Zoran Ilić

Personal information
- Date of birth: 1 September 1969 (age 56)
- Height: 1.77 m (5 ft 10 in)
- Position: Striker

Youth career
- Pagewood Botany FC
- Sydney City
- St George

Senior career*
- Years: Team / Apps / (Gls)
- 1987–1991: St George / 95 / (12)
- 1991–1992: Adelaide City / 21 / (0)
- 1993: Canterbury-Marrickville / 5 / (1)
- 1993–1995: Jagodina
- 1995–1997: Canterbury-Marrickville
- 1998: Leichhardt Tigers / 3 / (0)
- 1999–2000: Canterbury-Marrickville / 29 / (8)
- 2000: Stanmore Hawks
- 2004: Hurstville City Minotaurs / 7 / (0)
- 2006: Shoalhaven Suns

International career
- 1989: Australia U20 / 28 / (18)
- 1992: Australia U23 / 11 / (4)

Managerial career
- 2001–2002: Canterbury Marrickville U19
- 2002–2003: St George U19
- 2004–2005: St George U19

= Zoran Ilic =

Soccer player (born 1969)

Zoran Ilic (born 1 September 1969) is a former soccer manager and National Soccer League player.

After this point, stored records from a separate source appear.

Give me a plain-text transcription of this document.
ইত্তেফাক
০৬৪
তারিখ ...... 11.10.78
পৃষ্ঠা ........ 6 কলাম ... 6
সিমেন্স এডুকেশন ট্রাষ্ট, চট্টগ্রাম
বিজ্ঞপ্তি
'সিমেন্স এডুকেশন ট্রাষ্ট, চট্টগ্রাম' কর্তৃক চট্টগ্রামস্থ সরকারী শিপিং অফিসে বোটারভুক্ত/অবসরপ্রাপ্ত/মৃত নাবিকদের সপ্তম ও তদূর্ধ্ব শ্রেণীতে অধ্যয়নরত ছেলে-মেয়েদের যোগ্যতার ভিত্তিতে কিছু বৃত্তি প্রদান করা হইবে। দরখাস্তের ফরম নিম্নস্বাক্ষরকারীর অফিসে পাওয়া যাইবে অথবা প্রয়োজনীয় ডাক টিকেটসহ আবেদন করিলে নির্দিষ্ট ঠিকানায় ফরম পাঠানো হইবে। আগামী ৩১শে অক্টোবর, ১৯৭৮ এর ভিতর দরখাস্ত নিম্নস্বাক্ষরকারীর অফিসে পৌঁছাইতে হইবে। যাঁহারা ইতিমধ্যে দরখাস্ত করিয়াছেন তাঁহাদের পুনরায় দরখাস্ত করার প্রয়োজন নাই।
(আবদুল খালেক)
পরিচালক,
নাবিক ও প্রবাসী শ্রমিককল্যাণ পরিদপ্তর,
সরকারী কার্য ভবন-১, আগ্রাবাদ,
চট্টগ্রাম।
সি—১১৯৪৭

Ilic played as a forward in Australia and Serbia making his professional National Soccer League debut at 17 years of age and representing Australia at youth and senior level. Born in Serbia, he represented Australia at youth level.

==Club career==
In Australia Ilic played as an attacking forward with St George where he won the 1987 National Soccer League Grand Final and was awarded the 1987 National Soccer League Player of the year. In the 1987 National Soccer League Youth League Ilic finished with 27 goals from 20 games and was awarded the National Soccer League Youth League Golden Boot and St George Youth League Player of the year. As a member of the 1991–92 Adelaide City National Soccer League team Ilic won the domestic double winning the 1991–92 National Soccer League title and National Soccer League Cup. Between 1993 and 1995 Ilic had a spell with FK Jagodina in FR Yugoslavia. Ilic continued his playing career for close to a decade in the National Premier Leagues NSW predominantly with Canterbury-Marrickville until his retirement in 2006.

==International career==
Ilic represented Australia at Australia under-20 national team level and won the Golden Boot award at the 1988 OFC U-20 Championship in Fiji. He also played for the Australia U20 at the qualifiers for the 1989 FIFA World Youth Championship. Ilic represented the Australia U23 in the qualifiers for the 1992 Summer Olympics. Ilic also represented the Socceroos in a B International versus Czechoslovakia in 1991 scoring two goals for the Green and Gold at Lambert Park.

==Personal life==
Since 1994 Ilic has been married to Lidija Ilic, a former Serbian Youth basketball player with ŽKK Jagodina 2001. They have two sons Stevan and David Ilic.